DE NOTRE CORRESPONDANT AUX ÉTATS-UNIS PIERRE JOVANOVIC
Craignant une série d'attentats contre les intérêts américains dans le monde, la CIA a discrètement demandé cette semaine à l'administration Clinton 55 millions de dollars (soit plus de 300 millions de francs) de rallonge pour effectuer une sorte "d'offre publique d'achat" sur les quelque 900 lance-missiles thermiques Stinger que la centrale avait "offerts" aux moudjahidins à partir de 1984. Explication de la CIA : "les Stinger coûtaient à l'époque entre 25 000 et 30 000 dollars. Aujourd'hui, ces mêmes lance-roquettes se monnaient à 100 000 dollars au marché noir.
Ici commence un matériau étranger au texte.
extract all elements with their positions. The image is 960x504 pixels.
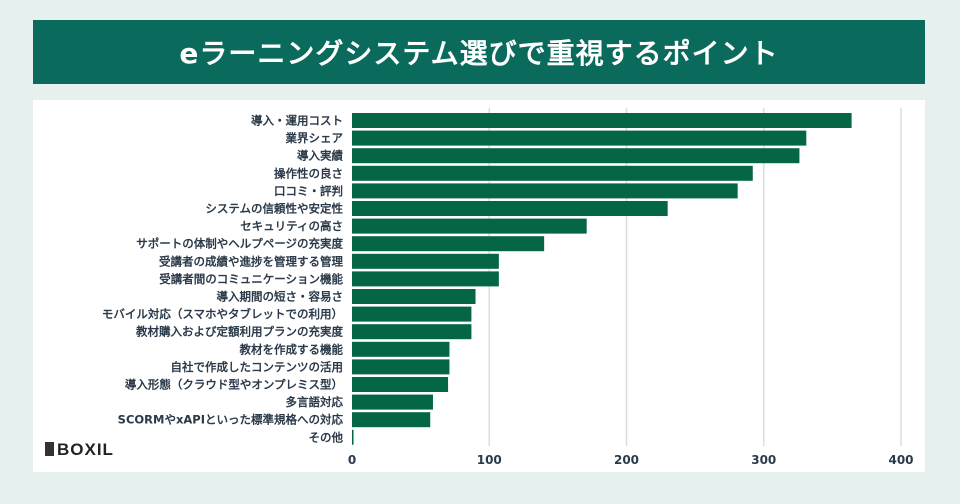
category-label: サポートの体制やヘルプページの充実度	[136, 237, 343, 251]
bar	[352, 148, 800, 164]
bar	[352, 253, 499, 269]
bar	[352, 183, 738, 199]
x-tick-label: 100	[477, 453, 502, 467]
bar	[352, 113, 852, 128]
category-label: 導入・運用コスト	[251, 114, 343, 128]
bar	[352, 394, 433, 410]
x-tick-label: 0	[348, 453, 356, 467]
bar	[352, 165, 753, 181]
category-label: その他	[309, 430, 344, 444]
category-label: 操作性の良さ	[274, 166, 343, 180]
category-label: モバイル対応（スマホやタブレットでの利用）	[102, 307, 343, 321]
category-label: 自社で作成したコンテンツの活用	[171, 360, 344, 374]
category-label: 多言語対応	[286, 395, 344, 409]
category-label: セキュリティの高さ	[240, 219, 343, 233]
bar	[352, 201, 668, 216]
bar	[352, 359, 450, 375]
x-tick-label: 300	[751, 453, 776, 467]
bar	[352, 218, 587, 234]
bar	[352, 130, 807, 146]
category-label: SCORMやxAPIといった標準規格への対応	[118, 413, 344, 427]
bar	[352, 324, 472, 340]
category-label: 導入期間の短さ・容易さ	[217, 290, 344, 304]
category-label: 教材購入および定額利用プランの充実度	[135, 325, 343, 339]
category-label: システムの信頼性や安定性	[205, 202, 343, 216]
bar	[352, 341, 450, 357]
bar	[352, 429, 354, 445]
category-label: 受講者の成績や進捗を管理する管理	[159, 254, 343, 268]
category-label: 口コミ・評判	[274, 184, 343, 198]
category-label: 導入形態（クラウド型やオンプレミス型）	[125, 378, 343, 392]
category-label: 導入実績	[297, 149, 343, 163]
bar	[352, 289, 476, 304]
boxil-logo: BOXIL	[45, 440, 114, 460]
x-tick-label: 200	[614, 453, 639, 467]
bar	[352, 236, 545, 252]
bar	[352, 271, 499, 287]
bar	[352, 412, 431, 428]
bar	[352, 306, 472, 322]
bar	[352, 377, 449, 392]
category-label: 業界シェア	[285, 131, 344, 145]
chart-title: eラーニングシステム選びで重視するポイント	[33, 20, 925, 84]
category-label: 教材を作成する機能	[239, 342, 344, 356]
category-label: 受講者間のコミュニケーション機能	[159, 272, 343, 286]
x-tick-label: 400	[888, 453, 913, 467]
Pour éviter toute attaque contre des avions commerciaux américains dans le monde, il nous faut récupérer ces armes". La centrale américaine a aussi demandé à la France de coopérer et de lui garantir que les 120 lance-missiles Milan payés par l'Arabie Saoudite et livrés aux rebelles afghans (entraînés par la DGSE au camp de Cercottes !) ne pouvaient pas être approvisionnés.
Problème majeur : sur ces milliers de lance-missiles sol-air Stinger particulièrement efficaces, seuls 30% sont restés à Kaboul. Le reste de ces armes a été détourné par le service de renseignement pakistanais (chargé par la CIA de distribuer les Stinger aux moudjahidins) ou bien aussitôt revendu à des émissaires d'autres gouvernements, comme l'Iran ou la Libye. Lors de l'attaque héliportée américaine contre des installations insulaires iraniennes, la CIA avait déjà retrouvé quelques Stingers "afghans". Initialement, la centrale de renseignements s'était persuadée qu'elle bénéficiait d'une assurance "retour" en garantissant aux rebelles qu'une fois la guerre terminée, elle échangerait les Stinger contre du matériel médical et humanitaire de première nécessité. Une telle naïveté se paie aujourd'hui très cher.
Néanmoins, depuis un mois, les services de renseignements et les douanes américains sont sur le pied de guerre, visiblement certains qu'après l'attentat du World Trade Center de février et le démantèlement du réseau terroriste new-yorkais, les "fous d'Islam" frapperont à nouveau. Détail fourni par la CIA au Congrès : dans les deux opérations, la police a arrêté des anciens moudjahidins qui avaient utilisé les Stinger dans les montagnes afghanes… Cependant, espérant racheter au moins cinq cents de ces Stinger à 600 000 F pièce, la CIA a tout simplement oublié que son offre d'achat allait contribuer à une nouvelle envolée des prix, faisant le bonheur de la faune très particulière des trafiquants d'armes.